Government’s call for the rebels to quit Goma before talks can held is unlikely to be heeded.
Sultani Makenga, leader of the M23 armed group in the Democratic Republic of Congo, has travelled to the Ugandan capital Kampala for talks at the invitation of the head of the Ugandan military, according to a spokesman.
The rebels captured Goma, the main city in the east of DRC, last week and took the key town of Sake, 20km to the west, the following day.
|Al Jazeera’s Peter Greste reports on the looming deadline|
“General Makenga Sultani is travelling to Kampala to meet the other chief of staff,” Amani Kabasha, an M23 spokesperson, told Al Jazeera on Monday.
Joseph Kabila, DRC president, met M23 for the first time at the weekend after a summit in Kampala, where regional leaders gave the rebels two days to leave Goma, seized after UN-backed government troops melted away.
The DRC government said it would not negotiate with the rebels until they pulled out of Goma, but the rebels said the government was in no position to set conditions on peace talks.
The tense stand-off is dominating the country’s politics and airwaves. Rebel soldiers have just a few hours before the deadline for retreat expires at midnight local time (22:00 GMT) – but so far there’s no sign that M23 is planning to give up territory.
An Al Jazeera crew travelling with the rebels says they’re continuing their patrols around Goma – the capital of North Kivu province.
Bishop Jean-Marie Runiga Lugerero, political leader of M23, said that a pullout from Goma could not be a precondition for talks with the government.
Al Jazeera’s Nazanine Moshiri, reporting from Goma, said that the M23 spokesman told her that withdrawing from Goma was not an issue.
“He said it was an issue for many regional powers, and also for the United Nations and the US who have called for the M23 to withdraw,” our correspondent said.
|M23 spokesperson talks to Al Jazeera|
“It does seem how there is an uneasy stalemate between these two sides.
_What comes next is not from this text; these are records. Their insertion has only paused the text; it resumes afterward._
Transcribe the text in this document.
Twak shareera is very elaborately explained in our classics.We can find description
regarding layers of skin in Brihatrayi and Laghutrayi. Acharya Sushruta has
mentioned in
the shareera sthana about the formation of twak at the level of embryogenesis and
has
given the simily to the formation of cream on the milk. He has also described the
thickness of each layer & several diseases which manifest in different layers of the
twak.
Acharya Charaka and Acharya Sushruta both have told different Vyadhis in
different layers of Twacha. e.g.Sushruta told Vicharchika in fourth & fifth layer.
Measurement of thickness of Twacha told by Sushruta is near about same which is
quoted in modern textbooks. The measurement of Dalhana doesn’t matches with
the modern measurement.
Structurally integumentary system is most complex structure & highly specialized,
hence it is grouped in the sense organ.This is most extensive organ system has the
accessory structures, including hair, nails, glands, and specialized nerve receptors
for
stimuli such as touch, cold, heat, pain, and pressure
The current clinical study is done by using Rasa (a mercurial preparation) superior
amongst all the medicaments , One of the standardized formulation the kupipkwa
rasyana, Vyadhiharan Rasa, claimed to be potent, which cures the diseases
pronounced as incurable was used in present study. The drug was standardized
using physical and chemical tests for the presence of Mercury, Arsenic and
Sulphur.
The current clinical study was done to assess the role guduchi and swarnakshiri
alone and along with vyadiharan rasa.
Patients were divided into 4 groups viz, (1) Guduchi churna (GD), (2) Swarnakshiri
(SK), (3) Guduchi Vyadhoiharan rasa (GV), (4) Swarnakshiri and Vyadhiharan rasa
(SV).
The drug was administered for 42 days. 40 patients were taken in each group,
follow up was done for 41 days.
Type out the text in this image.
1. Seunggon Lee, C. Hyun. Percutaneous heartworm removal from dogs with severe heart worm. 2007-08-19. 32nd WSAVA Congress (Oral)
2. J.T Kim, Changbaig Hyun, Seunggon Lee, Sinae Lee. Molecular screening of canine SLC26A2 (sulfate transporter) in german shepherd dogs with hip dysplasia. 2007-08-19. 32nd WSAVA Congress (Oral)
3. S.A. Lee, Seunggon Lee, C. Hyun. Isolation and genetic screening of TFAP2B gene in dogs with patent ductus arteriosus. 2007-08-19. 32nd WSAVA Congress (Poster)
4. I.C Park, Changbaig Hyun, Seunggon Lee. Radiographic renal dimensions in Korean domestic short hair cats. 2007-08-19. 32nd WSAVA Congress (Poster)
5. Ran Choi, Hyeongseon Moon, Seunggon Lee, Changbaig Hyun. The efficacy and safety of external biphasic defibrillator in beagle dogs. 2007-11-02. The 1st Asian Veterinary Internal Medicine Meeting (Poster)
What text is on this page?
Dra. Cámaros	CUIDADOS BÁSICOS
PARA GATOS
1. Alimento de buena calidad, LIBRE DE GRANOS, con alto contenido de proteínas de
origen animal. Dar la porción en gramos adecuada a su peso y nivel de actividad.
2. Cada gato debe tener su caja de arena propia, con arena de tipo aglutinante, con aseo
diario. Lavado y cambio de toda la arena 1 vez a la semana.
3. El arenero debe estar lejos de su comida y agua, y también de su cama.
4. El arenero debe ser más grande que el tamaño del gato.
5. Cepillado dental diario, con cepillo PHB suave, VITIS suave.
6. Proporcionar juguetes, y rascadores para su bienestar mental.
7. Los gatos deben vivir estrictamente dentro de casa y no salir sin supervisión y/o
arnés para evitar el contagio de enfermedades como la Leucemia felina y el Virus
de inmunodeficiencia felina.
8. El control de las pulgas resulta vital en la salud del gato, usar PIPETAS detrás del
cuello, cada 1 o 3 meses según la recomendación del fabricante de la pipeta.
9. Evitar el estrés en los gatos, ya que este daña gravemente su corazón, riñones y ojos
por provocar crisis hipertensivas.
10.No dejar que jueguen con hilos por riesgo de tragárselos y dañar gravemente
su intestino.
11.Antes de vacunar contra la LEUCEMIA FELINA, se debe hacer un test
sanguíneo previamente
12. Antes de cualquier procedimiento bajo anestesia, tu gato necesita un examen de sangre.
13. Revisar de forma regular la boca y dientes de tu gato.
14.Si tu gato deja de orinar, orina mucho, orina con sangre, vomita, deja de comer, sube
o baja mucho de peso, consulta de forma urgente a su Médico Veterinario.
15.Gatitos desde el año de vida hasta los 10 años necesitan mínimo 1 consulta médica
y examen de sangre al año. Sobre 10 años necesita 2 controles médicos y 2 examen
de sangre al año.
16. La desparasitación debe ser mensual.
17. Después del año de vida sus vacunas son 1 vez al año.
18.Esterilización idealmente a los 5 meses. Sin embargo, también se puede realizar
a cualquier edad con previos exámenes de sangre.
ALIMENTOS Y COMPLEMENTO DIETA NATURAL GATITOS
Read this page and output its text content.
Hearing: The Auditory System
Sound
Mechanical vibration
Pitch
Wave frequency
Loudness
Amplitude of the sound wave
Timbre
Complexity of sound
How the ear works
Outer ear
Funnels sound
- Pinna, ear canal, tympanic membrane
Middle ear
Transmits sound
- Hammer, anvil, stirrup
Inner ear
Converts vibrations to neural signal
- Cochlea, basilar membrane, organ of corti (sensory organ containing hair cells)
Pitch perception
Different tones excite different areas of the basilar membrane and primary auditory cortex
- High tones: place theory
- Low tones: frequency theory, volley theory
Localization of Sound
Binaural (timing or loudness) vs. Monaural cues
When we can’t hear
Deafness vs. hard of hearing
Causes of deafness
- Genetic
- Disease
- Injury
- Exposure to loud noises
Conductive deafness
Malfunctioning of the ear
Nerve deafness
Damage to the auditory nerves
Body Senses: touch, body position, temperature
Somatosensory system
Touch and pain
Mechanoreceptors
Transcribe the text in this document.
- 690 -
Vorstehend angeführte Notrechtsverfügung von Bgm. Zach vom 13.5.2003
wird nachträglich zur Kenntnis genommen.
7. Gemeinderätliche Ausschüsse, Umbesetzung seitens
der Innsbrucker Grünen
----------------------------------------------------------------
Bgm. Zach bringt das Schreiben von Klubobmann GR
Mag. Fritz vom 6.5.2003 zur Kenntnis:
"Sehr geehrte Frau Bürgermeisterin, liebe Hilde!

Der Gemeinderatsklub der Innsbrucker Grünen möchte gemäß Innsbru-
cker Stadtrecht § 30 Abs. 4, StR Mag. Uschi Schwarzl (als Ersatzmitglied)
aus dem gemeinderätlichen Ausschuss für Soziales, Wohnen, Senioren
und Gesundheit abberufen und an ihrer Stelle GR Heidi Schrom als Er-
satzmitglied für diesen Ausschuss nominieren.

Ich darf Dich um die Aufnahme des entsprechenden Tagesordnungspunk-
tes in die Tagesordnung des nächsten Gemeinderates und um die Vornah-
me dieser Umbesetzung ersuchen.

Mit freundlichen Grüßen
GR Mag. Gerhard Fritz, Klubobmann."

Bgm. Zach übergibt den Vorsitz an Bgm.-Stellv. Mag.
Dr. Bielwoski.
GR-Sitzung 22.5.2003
We have the Congolese army amassing in Monova, and we have the M23 saying they’re going to stay here in Goma.”
The Ugandan military said it could not immediately confirm Makenga’s visit but that it was probable since Uganda’s chief of defence forces, Aronda Nyakayirima, was apparently co-ordinating M23’s withdrawal.
“I am not aware of his arrival but I wouldn’t be surprised if he were here because meetings have been going on and since Aronda has been tasked to co-ordinate the withdrawal [from Goma], he would need to talk to him [Makenga],” Felix Kulayigye, military spokesperson, said.
A diplomat said the African Union was due to hold a Peace and Security Council meeting later on Monday to discuss the crisis.
The M23 was launched by former fighters from the Tutsi ethnic group, the minority group that inhabits both Rwanda and DR Congo and to which Kagame belongs.
The rebels were integrated into the military under a March 23, 2009, peace deal from which their name is derived. The mutineers say the terms of that deal were never fully implemented.
The fighting has created a humanitarian crisis, forcing tens of thousands of people to flee, amid persistent reports that the M23 rebels have carried out atrocities against local people.